Section 80C Deductions
The old tax structure retains deductions under Section 80C for eligible investments and expenses, including EPF, PPF, ELSS, tax-saving fixed deposits and life insurance payments. Taxpayers under the new regime cannot avail these concessions.
NPS Contribution
Taxpayers opting for the old regime can claim deductions of up to Rs 1.5 lakh on investments made in the National Pension System. This benefit is not available under the new regime.

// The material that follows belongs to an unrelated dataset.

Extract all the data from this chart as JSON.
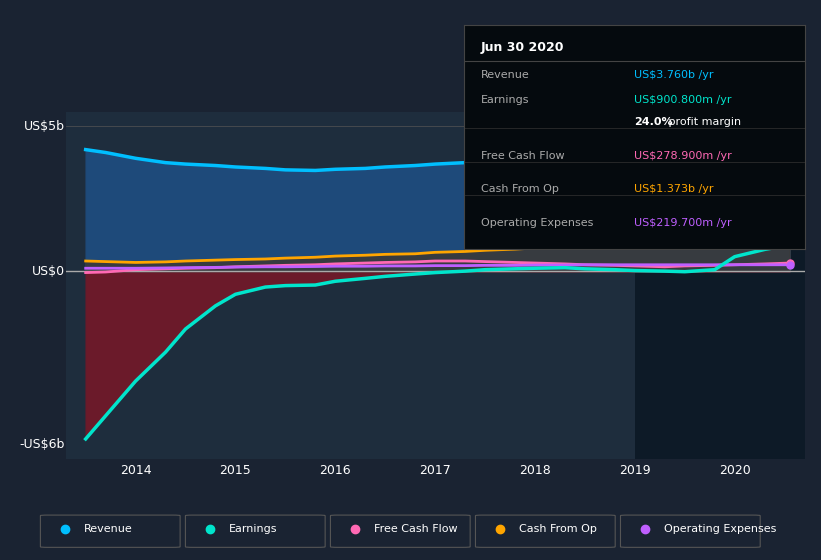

Premium On Medical Insurance
Health insurance premiums remain eligible for deductions under the old tax regime. Taxpayers can claim up to Rs 25,000 for policies covering themselves, their spouse and dependent children, along with an extra deduction for parents. In cases where parents are senior citizens, the additional relief can go up to Rs 50,000.
The same is not available under the new regime.
Disability
Under Section 80U of the old tax framework, differently-abled individuals can avail fixed tax deductions. A relief of Rs 75,000 is granted for disabilities of 40% or above, whereas persons with severe disabilities are entitled to claim deductions of up to Rs 1.25 lakh in a financial year. Such benefits are generally excluded from the new regime.
To conclude, for taxpayers with significant investments and multiple deduction claims, the old tax regime may still offer greater benefits. Individuals should evaluate their income, available exemptions and future investment plans in detail before deciding between the two regimes.